Les tables de tri optique sont apparues en 2009. Aujourd'hui, trois machines sont disponibles : la Selectiv'Process Vision de Pellenc, la Delta Vistalys de Bucher Vaslin et la X-TRI de l'italien Defranceschi.
Selon les constructeurs, elles éliminent les baies pourries, un taux réglable de baies immatures et près de 100 % de déchets verts. Elles ne gardent que le meilleur : les baies mûres et saines. Elles sont aussi très rapides. La Vistalys R1 peut travailler jusqu'à 5 t/h et la R2 jusqu'à 10 t/h. Pellenc annonce 12 t/h pour sa Selectiv'Process Vision alors que chez Defranceschi, il existe trois modèles à 5, 10 et 15 t/h. « Le tri manuel ne permet d'atteindre que 3 t/h avec six personnes », compare Gilles Matéo, responsable commercial chez Bucher Vaslin.

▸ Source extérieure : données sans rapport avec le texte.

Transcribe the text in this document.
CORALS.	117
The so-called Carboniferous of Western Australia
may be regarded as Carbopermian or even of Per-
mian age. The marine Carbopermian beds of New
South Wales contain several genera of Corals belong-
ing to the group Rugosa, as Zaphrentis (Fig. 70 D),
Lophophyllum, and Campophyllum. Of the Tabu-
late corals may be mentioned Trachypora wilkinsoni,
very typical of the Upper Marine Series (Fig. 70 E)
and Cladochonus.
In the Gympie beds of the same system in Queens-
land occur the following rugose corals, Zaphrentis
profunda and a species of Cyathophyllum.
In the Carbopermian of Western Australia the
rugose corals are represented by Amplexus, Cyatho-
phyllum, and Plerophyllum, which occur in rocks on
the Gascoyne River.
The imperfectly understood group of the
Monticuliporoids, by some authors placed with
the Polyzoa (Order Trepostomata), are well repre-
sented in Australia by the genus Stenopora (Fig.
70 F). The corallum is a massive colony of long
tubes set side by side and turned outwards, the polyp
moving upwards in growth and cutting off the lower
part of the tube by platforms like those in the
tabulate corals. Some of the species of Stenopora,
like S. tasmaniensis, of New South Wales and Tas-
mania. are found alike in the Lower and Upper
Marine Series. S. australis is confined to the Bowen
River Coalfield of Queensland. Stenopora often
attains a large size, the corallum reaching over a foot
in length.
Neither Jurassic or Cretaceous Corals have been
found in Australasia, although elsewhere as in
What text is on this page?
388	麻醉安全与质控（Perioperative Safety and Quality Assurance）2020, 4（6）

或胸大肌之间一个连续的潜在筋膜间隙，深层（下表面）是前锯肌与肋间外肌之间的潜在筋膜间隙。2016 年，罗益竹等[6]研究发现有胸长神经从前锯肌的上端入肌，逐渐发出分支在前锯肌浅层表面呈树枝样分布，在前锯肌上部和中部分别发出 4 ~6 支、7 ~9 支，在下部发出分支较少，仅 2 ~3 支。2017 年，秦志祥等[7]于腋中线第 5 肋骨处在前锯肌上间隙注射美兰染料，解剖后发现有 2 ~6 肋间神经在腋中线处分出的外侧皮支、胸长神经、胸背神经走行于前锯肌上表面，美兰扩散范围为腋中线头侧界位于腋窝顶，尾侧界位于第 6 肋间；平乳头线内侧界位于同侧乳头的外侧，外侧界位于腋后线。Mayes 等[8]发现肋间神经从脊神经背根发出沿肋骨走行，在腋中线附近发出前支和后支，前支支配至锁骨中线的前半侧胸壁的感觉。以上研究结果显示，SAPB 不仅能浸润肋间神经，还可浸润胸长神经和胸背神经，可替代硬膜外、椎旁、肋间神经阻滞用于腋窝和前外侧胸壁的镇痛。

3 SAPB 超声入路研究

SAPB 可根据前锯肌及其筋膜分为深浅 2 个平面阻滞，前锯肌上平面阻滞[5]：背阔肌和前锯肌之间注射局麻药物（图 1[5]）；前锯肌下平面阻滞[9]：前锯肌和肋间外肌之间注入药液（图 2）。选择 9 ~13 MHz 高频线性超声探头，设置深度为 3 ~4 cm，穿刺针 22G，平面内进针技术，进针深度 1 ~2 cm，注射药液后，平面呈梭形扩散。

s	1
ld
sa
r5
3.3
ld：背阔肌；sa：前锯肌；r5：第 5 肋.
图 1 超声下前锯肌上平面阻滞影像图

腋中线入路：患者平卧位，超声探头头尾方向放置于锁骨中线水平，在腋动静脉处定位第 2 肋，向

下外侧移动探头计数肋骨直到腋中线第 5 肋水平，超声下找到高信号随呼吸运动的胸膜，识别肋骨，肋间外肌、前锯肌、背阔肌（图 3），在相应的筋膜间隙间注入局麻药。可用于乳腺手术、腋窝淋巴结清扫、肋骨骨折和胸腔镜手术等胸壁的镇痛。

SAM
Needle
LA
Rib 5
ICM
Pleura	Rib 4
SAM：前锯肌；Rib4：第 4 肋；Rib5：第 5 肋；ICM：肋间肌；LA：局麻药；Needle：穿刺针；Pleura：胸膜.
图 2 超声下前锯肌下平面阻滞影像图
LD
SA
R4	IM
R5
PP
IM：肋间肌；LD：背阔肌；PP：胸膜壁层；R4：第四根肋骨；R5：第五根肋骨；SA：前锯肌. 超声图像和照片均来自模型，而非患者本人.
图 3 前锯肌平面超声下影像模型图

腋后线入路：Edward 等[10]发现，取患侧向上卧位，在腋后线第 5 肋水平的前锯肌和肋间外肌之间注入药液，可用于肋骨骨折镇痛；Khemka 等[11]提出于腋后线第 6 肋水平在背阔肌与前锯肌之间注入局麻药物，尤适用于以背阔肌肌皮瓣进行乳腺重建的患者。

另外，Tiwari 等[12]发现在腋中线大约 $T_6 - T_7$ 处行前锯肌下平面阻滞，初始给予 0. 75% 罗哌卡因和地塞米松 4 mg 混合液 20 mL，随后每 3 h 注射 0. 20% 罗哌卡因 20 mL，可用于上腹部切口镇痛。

Mais les tables de tri optique coûtent très cher. Chez Bucher Vaslin, la Vistalys R1 vaut environ 65 000 euros et la R2 près de 100 000 euros. Chez Pellenc, la Selectiv'Process Vision coûte « moins de 100 000 euros avec toutes les options », indique Rémi Niéro, directeur matériel de chais. « L'investissement pour la X-TRI démarre à partir de90 000 euros pour aller jusqu'à 250 000 euros selon les modules de réception que le client souhaite en amont », détaille quant à lui Bruno Parage, directeur d'Alpha concept vinicole, distributeur de Defranceschi en France.
Le tri optique peut donc se justifier dans les caves qui emploient beaucoup de trieurs ou qui traitent des volumes journaliers de vendange importants. Au château Smith-Haut-Lafitte (Gironde), qui a acheté l'une des premières Vistalys en 2009, « la machine sera amortie en quatre à cinq ans, estime Fabien Teitgen, directeur technique. Elle a remplacé la vingtaine de trieurs que nous employions sur nos deux lignes de réception ».
Dom Brial, la cave coopérative de Baixas, dans les Pyrénées-Orientales, a des préoccupations similaires. Elle vinifie environ 80 000 hl par an. En 2011, elle s'est équipée du Vistalys R2. « Avant, nous avions une table de tri manuel. Mais au bout de quelques heures, les trieurs étaient moins efficaces, justifie Agnès Arquier, technicienne vignoble de la cave. Avec la Vistalys, on travaille de 8 heures du matin à 18 heures sans problème. Elle élimine bien les bouts de rafle, les baies sèches et les baies vertes ou rosées. Elle enlève également les baies écrasées et pourries. Mais nous tournons à 3 ou 4 t/h, car nous nous calons au débit de l'érafloir. »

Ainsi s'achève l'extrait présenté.